As I said in the beginning of my review, it is evident in the life and work of this man, that his Soul was ever touched and inspired by the experiences and meetings with suffering and death, and the resulting serious and strong striving for the Spirit. The gates of birth and death, the figure of Judas that he mentions and suicide are part of this. (p.119)

 

While reviewing this volume, it was a rare privilege to see the recent outstanding Michael Hall Class 12 play, ‘the Last Days in the Life of Judas Iscariot’ which bring the two aspects of the Truth and the Law and the Mercy of Christ very strongly to the fore.

 

There are printed images to show the particular crosses related to the gates of birth and death (pp. 116, 117, and 119) and one which he drew of the four points: St. Johns and Christmas; Easter and Michaelmas, as they ray out into the circle of the year. (p.123)

 

Dr. Koenig noted the day after he spent the night in the room of Eberhard Schickler and given the address at the funeral after his suicide: ‘The night was one of the most difficult I have ever experienced.
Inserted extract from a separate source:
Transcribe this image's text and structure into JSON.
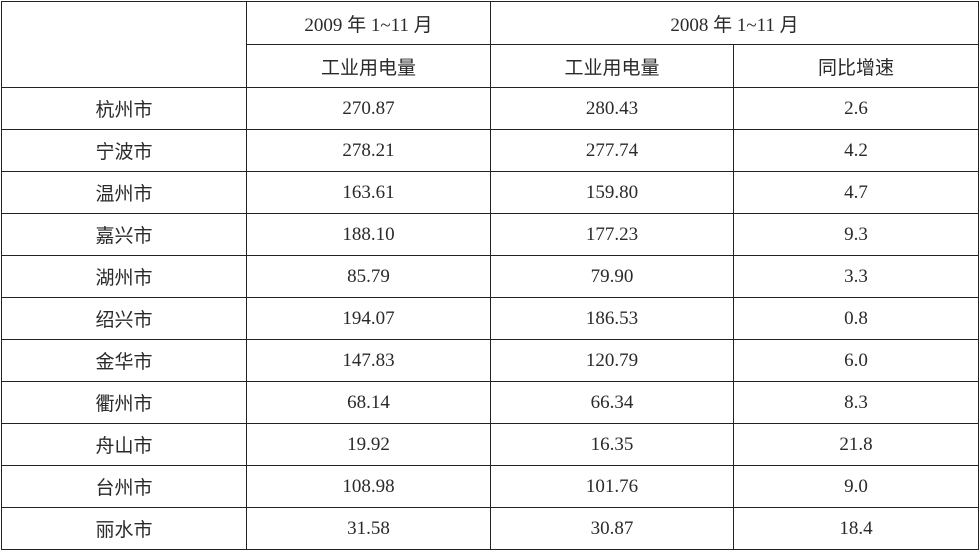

I can feel the waves of his thoughts’. (p. 123)

And at the end of his life he writes: ‘The curative educational attitude needs to express itself in all kinds of social work – in pastoral care, in the care for the elderly, in the rehabilitation of mentally ill and physically handicapped people, in the guidance of orphans and refugees, of suicidal and desperate individuals’. (p. 124)

 

In the last chapter before the final notes, entitled: Soul death – or ‘second death’ Richard Steel continues: ‘Not only the metamorphosis of the cross found artistic expression through Karl Koenig.  It was during his internment in 1940, when he was in a special way preparing the inner aspects of what was to become the Camphill movement, that he drew pictures for each verse.’ Richard then proceeds in masterly way to help us penetrate into these images beginning with this proviso: ‘To complete this reflection on Koenig’s studies of death within the Calendar of the Soul we should therefore take a look at the pictures of the individual verses in question…. Although we have no indications as to the contents of the pictures by Karl Koenig himself, and without wanting to interpret art too strongly that would narrow down the work to mere intellectual symbolics, nevertheless, it is noteworthy how this picture shows the opposite of the natural death processes that are in verse 33 for November…. In August it is not the ‘natural’ death that we face, but a step towards the ‘second death’ or ‘soul’ death that is described in the Apocalypse of John…. Karl Koenig reminds us of a connection between these two verses of death and the words spoken in the Childrens’ Service, as it is the being of Christ standing at these thresholds (pp. 125,126):

‘That leads the living into death that it may live anew;

That leads what is dead into life that it may behold

The Spirit’.

 

With this very incomplete picture of the huge content that is contained in this slight volume of 134 pages, I hope to have inspired the wish of readers to read all of it for themselves.

 

The book is well researched with plentiful notes, a comprehensive bibliography and index.